Cuando yo llegaba, don Raimundo ya tenía la cajita con la jeringa y la aguja esterilizándose en alcohol ardiendo, sobre un plato. Aún hoy recuerdo el ruido de la llama, el olor del alcohol mientras quemaba, mezclado con el humo del tabaco que fumaba aquel anciano. No sé si era hierro o hígado de bacalao, o una combinación de ambas. Parece ser que temían que me quedase canijo, y no iban mal encaminados.

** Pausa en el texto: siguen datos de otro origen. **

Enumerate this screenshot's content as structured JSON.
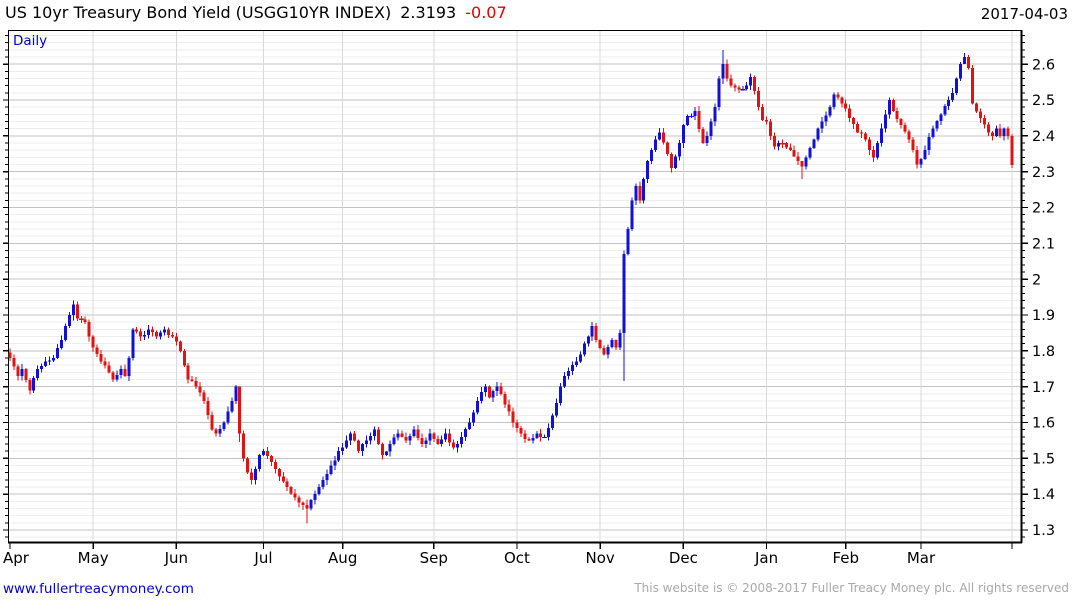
{
  "header": {
    "title": "US 10yr Treasury Bond Yield (USGG10YR INDEX)",
    "last_value": "2.3193",
    "change": "-0.07",
    "date": "2017-04-03"
  },
  "chart": {
    "mode_label": "Daily"
  },
  "footer": {
    "website_link": "www.fullertreacymoney.com",
    "copyright": "This website is © 2008-2017 Fuller Treacy Money plc. All rights reserved"
  },
  "colors": {
    "up_candle": "#1111d6",
    "down_candle": "#e01212",
    "grid_major": "#c3c3c3",
    "grid_minor": "#ededed",
    "grid_vertical": "#d9d9d9",
    "axis": "#000000",
    "title_text": "#000000",
    "change_negative": "#dd0000",
    "link": "#0000cc",
    "copyright_text": "#a8a8a8",
    "mode_label": "#0000bb"
  },
  "chart_data": {
    "type": "candlestick-ohlc",
    "title": "US 10yr Treasury Bond Yield (USGG10YR INDEX)",
    "timeframe": "Daily",
    "last_close": 2.3193,
    "change": -0.07,
    "y_axis": {
      "ticks": [
        2.6,
        2.5,
        2.4,
        2.3,
        2.2,
        2.1,
        2.0,
        1.9,
        1.8,
        1.7,
        1.6,
        1.5,
        1.4,
        1.3
      ],
      "minor_step": 0.02,
      "value_range": [
        1.2637,
        2.6955
      ]
    },
    "x_axis": {
      "total_slots": 256,
      "total_candles": 254,
      "month_ticks": [
        {
          "label": "Apr",
          "index": 0
        },
        {
          "label": "May",
          "index": 21
        },
        {
          "label": "Jun",
          "index": 42
        },
        {
          "label": "Jul",
          "index": 64
        },
        {
          "label": "Aug",
          "index": 84
        },
        {
          "label": "Sep",
          "index": 107
        },
        {
          "label": "Oct",
          "index": 128
        },
        {
          "label": "Nov",
          "index": 149
        },
        {
          "label": "Dec",
          "index": 170
        },
        {
          "label": "Jan",
          "index": 191
        },
        {
          "label": "Feb",
          "index": 211
        },
        {
          "label": "Mar",
          "index": 230
        },
        {
          "label": "",
          "index": 253
        }
      ]
    },
    "anchors": [
      [
        0,
        1.78
      ],
      [
        2,
        1.73
      ],
      [
        3,
        1.75
      ],
      [
        5,
        1.69
      ],
      [
        7,
        1.75
      ],
      [
        9,
        1.77
      ],
      [
        11,
        1.78
      ],
      [
        13,
        1.83
      ],
      [
        15,
        1.9
      ],
      [
        16,
        1.93
      ],
      [
        17,
        1.89
      ],
      [
        19,
        1.88
      ],
      [
        21,
        1.81
      ],
      [
        23,
        1.77
      ],
      [
        25,
        1.74
      ],
      [
        26,
        1.72
      ],
      [
        28,
        1.75
      ],
      [
        29,
        1.73
      ],
      [
        30,
        1.78
      ],
      [
        31,
        1.86
      ],
      [
        33,
        1.84
      ],
      [
        35,
        1.86
      ],
      [
        37,
        1.84
      ],
      [
        39,
        1.86
      ],
      [
        41,
        1.84
      ],
      [
        43,
        1.8
      ],
      [
        45,
        1.72
      ],
      [
        47,
        1.7
      ],
      [
        49,
        1.66
      ],
      [
        51,
        1.58
      ],
      [
        52,
        1.57
      ],
      [
        54,
        1.6
      ],
      [
        56,
        1.66
      ],
      [
        57,
        1.7
      ],
      [
        58,
        1.57
      ],
      [
        59,
        1.5
      ],
      [
        60,
        1.46
      ],
      [
        61,
        1.44
      ],
      [
        62,
        1.47
      ],
      [
        63,
        1.51
      ],
      [
        64,
        1.52
      ],
      [
        66,
        1.49
      ],
      [
        68,
        1.45
      ],
      [
        70,
        1.42
      ],
      [
        72,
        1.39
      ],
      [
        74,
        1.37
      ],
      [
        75,
        1.36
      ],
      [
        77,
        1.4
      ],
      [
        79,
        1.44
      ],
      [
        81,
        1.48
      ],
      [
        83,
        1.52
      ],
      [
        85,
        1.55
      ],
      [
        86,
        1.57
      ],
      [
        88,
        1.52
      ],
      [
        90,
        1.55
      ],
      [
        92,
        1.58
      ],
      [
        94,
        1.51
      ],
      [
        96,
        1.54
      ],
      [
        98,
        1.57
      ],
      [
        100,
        1.55
      ],
      [
        102,
        1.58
      ],
      [
        104,
        1.54
      ],
      [
        106,
        1.57
      ],
      [
        108,
        1.54
      ],
      [
        110,
        1.57
      ],
      [
        112,
        1.53
      ],
      [
        114,
        1.56
      ],
      [
        116,
        1.6
      ],
      [
        118,
        1.66
      ],
      [
        120,
        1.7
      ],
      [
        121,
        1.67
      ],
      [
        123,
        1.7
      ],
      [
        125,
        1.65
      ],
      [
        127,
        1.6
      ],
      [
        129,
        1.57
      ],
      [
        131,
        1.55
      ],
      [
        133,
        1.57
      ],
      [
        135,
        1.56
      ],
      [
        137,
        1.62
      ],
      [
        139,
        1.7
      ],
      [
        140,
        1.73
      ],
      [
        142,
        1.76
      ],
      [
        144,
        1.79
      ],
      [
        146,
        1.84
      ],
      [
        147,
        1.87
      ],
      [
        148,
        1.83
      ],
      [
        150,
        1.79
      ],
      [
        152,
        1.83
      ],
      [
        153,
        1.81
      ],
      [
        154,
        1.85
      ],
      [
        155,
        2.07
      ],
      [
        156,
        2.14
      ],
      [
        157,
        2.22
      ],
      [
        158,
        2.26
      ],
      [
        159,
        2.22
      ],
      [
        160,
        2.28
      ],
      [
        161,
        2.33
      ],
      [
        162,
        2.36
      ],
      [
        163,
        2.39
      ],
      [
        164,
        2.41
      ],
      [
        166,
        2.35
      ],
      [
        167,
        2.31
      ],
      [
        169,
        2.38
      ],
      [
        170,
        2.43
      ],
      [
        171,
        2.455
      ],
      [
        173,
        2.47
      ],
      [
        175,
        2.38
      ],
      [
        176,
        2.4
      ],
      [
        177,
        2.44
      ],
      [
        178,
        2.48
      ],
      [
        179,
        2.56
      ],
      [
        180,
        2.6
      ],
      [
        181,
        2.56
      ],
      [
        182,
        2.54
      ],
      [
        184,
        2.53
      ],
      [
        186,
        2.54
      ],
      [
        187,
        2.565
      ],
      [
        189,
        2.48
      ],
      [
        190,
        2.445
      ],
      [
        191,
        2.44
      ],
      [
        193,
        2.37
      ],
      [
        195,
        2.38
      ],
      [
        197,
        2.36
      ],
      [
        199,
        2.33
      ],
      [
        200,
        2.315
      ],
      [
        201,
        2.34
      ],
      [
        203,
        2.39
      ],
      [
        205,
        2.44
      ],
      [
        207,
        2.48
      ],
      [
        208,
        2.515
      ],
      [
        210,
        2.49
      ],
      [
        212,
        2.45
      ],
      [
        214,
        2.41
      ],
      [
        216,
        2.39
      ],
      [
        217,
        2.36
      ],
      [
        218,
        2.34
      ],
      [
        219,
        2.38
      ],
      [
        220,
        2.42
      ],
      [
        221,
        2.46
      ],
      [
        222,
        2.5
      ],
      [
        223,
        2.47
      ],
      [
        225,
        2.43
      ],
      [
        227,
        2.39
      ],
      [
        228,
        2.36
      ],
      [
        229,
        2.32
      ],
      [
        231,
        2.36
      ],
      [
        233,
        2.42
      ],
      [
        235,
        2.46
      ],
      [
        237,
        2.5
      ],
      [
        238,
        2.52
      ],
      [
        239,
        2.56
      ],
      [
        240,
        2.6
      ],
      [
        241,
        2.62
      ],
      [
        242,
        2.59
      ],
      [
        243,
        2.49
      ],
      [
        245,
        2.45
      ],
      [
        247,
        2.41
      ],
      [
        248,
        2.4
      ],
      [
        249,
        2.42
      ],
      [
        250,
        2.4
      ],
      [
        251,
        2.42
      ],
      [
        252,
        2.4
      ],
      [
        253,
        2.3193
      ]
    ],
    "wick_overrides": {
      "16": [
        1.94,
        1.885
      ],
      "58": [
        1.7,
        1.545
      ],
      "75": [
        1.385,
        1.318
      ],
      "155": [
        2.08,
        1.716
      ],
      "180": [
        2.64,
        2.545
      ],
      "200": [
        2.33,
        2.28
      ],
      "241": [
        2.632,
        2.6
      ],
      "253": [
        2.405,
        2.31
      ]
    },
    "noise_seed": 11
  }
}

No quiero pensar qué habría sido de mí sin tantas atenciones…
Pensando estas cosas me han venido a la memoria los remedios de la farmacopea al uso en aquellos días, las medicinas que había en todas las casas. ¿Quién no se acuerda de Optalidón, el auténtico, que contenía anfetaminas, Okal, Cafiaspirina, Polvos de Azol, Calmante Vitaminado, Vicks Vaporub (visvaporú), Linimento Sloan (el tío del bigote), Pastillas Juanola, Pelargón, Laxen Busto (c… a gusto) y los ya nombrados Calcio 20 y aceite de hígado de bacalao? Sin olvidar Quina Santa Catalina, “que es medicina y es golosina”. Vino de quince grados que nos metían para el cuerpo. ¿Será por eso que recordamos una infancia feliz?, ¿Porque la pasamos con un medio pedo de alcohol?
También quiero hacer mención de aquellos médicos y aquellos practicantes que iban de casa en casa, visitando a los enfermos, de la cuchara que pedían para mirarte las anginas, del ojo clínico para diagnosticar sin análisis, ni placas, de que se les podía avisar a cualquier hora del día o de la noche, por una urgencia, y acudían.
Así nos sacaron adelante, a mí también, pero nunca fui bueno jugando al fútbol, nunca llegué a debutar con el Moratalla FC haciendo pareja con mi hermano, el gran Pepe Morata, que a punto estuvo de fichar por el Imperial de Murcia. Maldito ojo de pollo, ¿por qué tuvo que salirle justo el día en que lo iban a probar?
En el mundo del fútbol siempre estuve un poco marginado. A lo más que llegué fue a utillero, llevando el botiquín y las botellas de agua. Pero, a cambio, desarrollé este gusto por la melancolía que me hace ser feliz mientras pongo lo que siento por escrito en un papel, y siempre me quisieron las muchachas. Aunque todo esto del fútbol y las chicas sería pasados algunos años.